For instance, organisations such as Kuki AI, Sustainol Solutions Pvt Ltd, Riu AI, Credibl are demonstrations of ideas applying AI and technology to streamline ESG compliance. The common thread amongst these ideas? Attempts to ease the information flow; assisting the people and systems in complying with ESG; and making ESG performance reliable and actionable in real time. They are doing this by focusing on (i) information interoperability – making information across systems and teams being able to speak to each other (ii) real time visibility – of ESG metrics for every day work over relying on annual compliance timelines (iii) alignment across teams – allowing diverse teams to speak with each other and (iv) actionable insights – for interventions that can streamline processes.

They do this by integrating with businesses’ operational reality, bridge necessary siloes, set in place appropriate frameworks, and collect/synthesise data for ESG compliance.
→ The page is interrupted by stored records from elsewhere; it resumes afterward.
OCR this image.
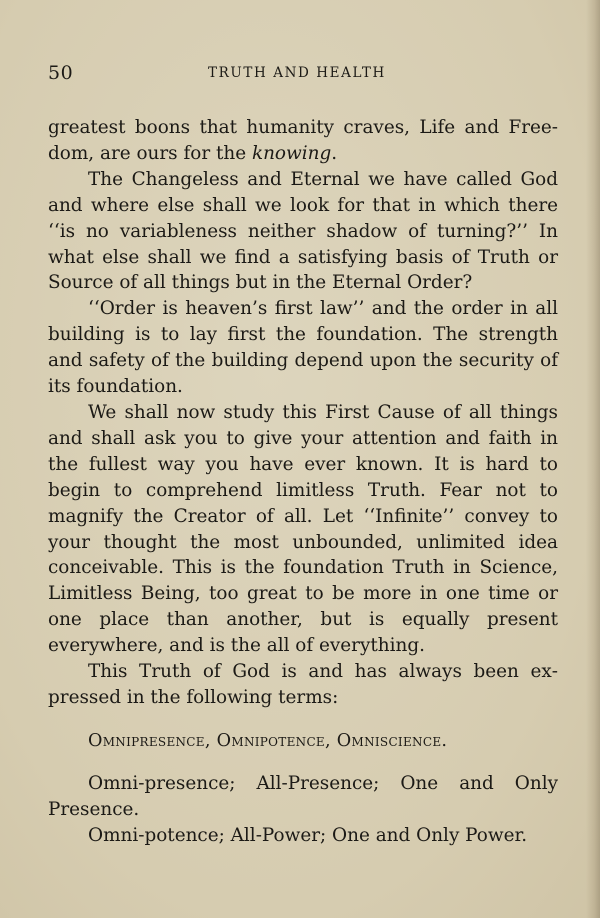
50	TRUTH AND HEALTH

greatest boons that humanity craves, Life and Freedom, are ours for the knowing.

The Changeless and Eternal we have called God and where else shall we look for that in which there ‘‘is no variableness neither shadow of turning?’’ In what else shall we find a satisfying basis of Truth or Source of all things but in the Eternal Order?

‘‘Order is heaven’s first law’’ and the order in all building is to lay first the foundation. The strength and safety of the building depend upon the security of its foundation.

We shall now study this First Cause of all things and shall ask you to give your attention and faith in the fullest way you have ever known. It is hard to begin to comprehend limitless Truth. Fear not to magnify the Creator of all. Let ‘‘Infinite’’ convey to your thought the most unbounded, unlimited idea conceivable. This is the foundation Truth in Science, Limitless Being, too great to be more in one time or one place than another, but is equally present everywhere, and is the all of everything.

This Truth of God is and has always been expressed in the following terms:

Omnipresence, Omnipotence, Omniscience.

Omni-presence; All-Presence; One and Only Presence.

Omni-potence; All-Power; One and Only Power.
India is also uniquely positioned to leapfrog in ESG innovation. The advancement of Digital Public Infrastructure, such as Aadhar and UPI, along with a growing entrepreneurial ecosystem and Government support, offers a ground for further innovation for ESG design and compliance. Unified Energy Interface (UEI) that has been launched recently is a step towards this direction.

From Compliance to Coherence

ESG and ESG Frameworks can deliver on their fullest potential when information flows seamlessly across teams and stakeholders. To cross the ESG chasm, attention ought to be paid to information standards and unifying information flow. Additionally, our current frameworks need to be adapted to quantify information that is intangible or difficult to measure. For instance, verifying the labor practices of a sub contractor or compliance by a vendor or supplier are a lot more complex than quantifiable data. Moreover, Governance architecture and questions relating to it are also critical. Who can access what information when, for what, under what circumstances? What are data and AI use policies? What can AI be adopted for and what not? How can this Governance architecture become embedded into the flow of work as opposed to an additional Governance architecture that needs to be laid out? By prioritising these areas of ESG compliance, India will be at the cusp of moving from ESG compliance to ESG coherence.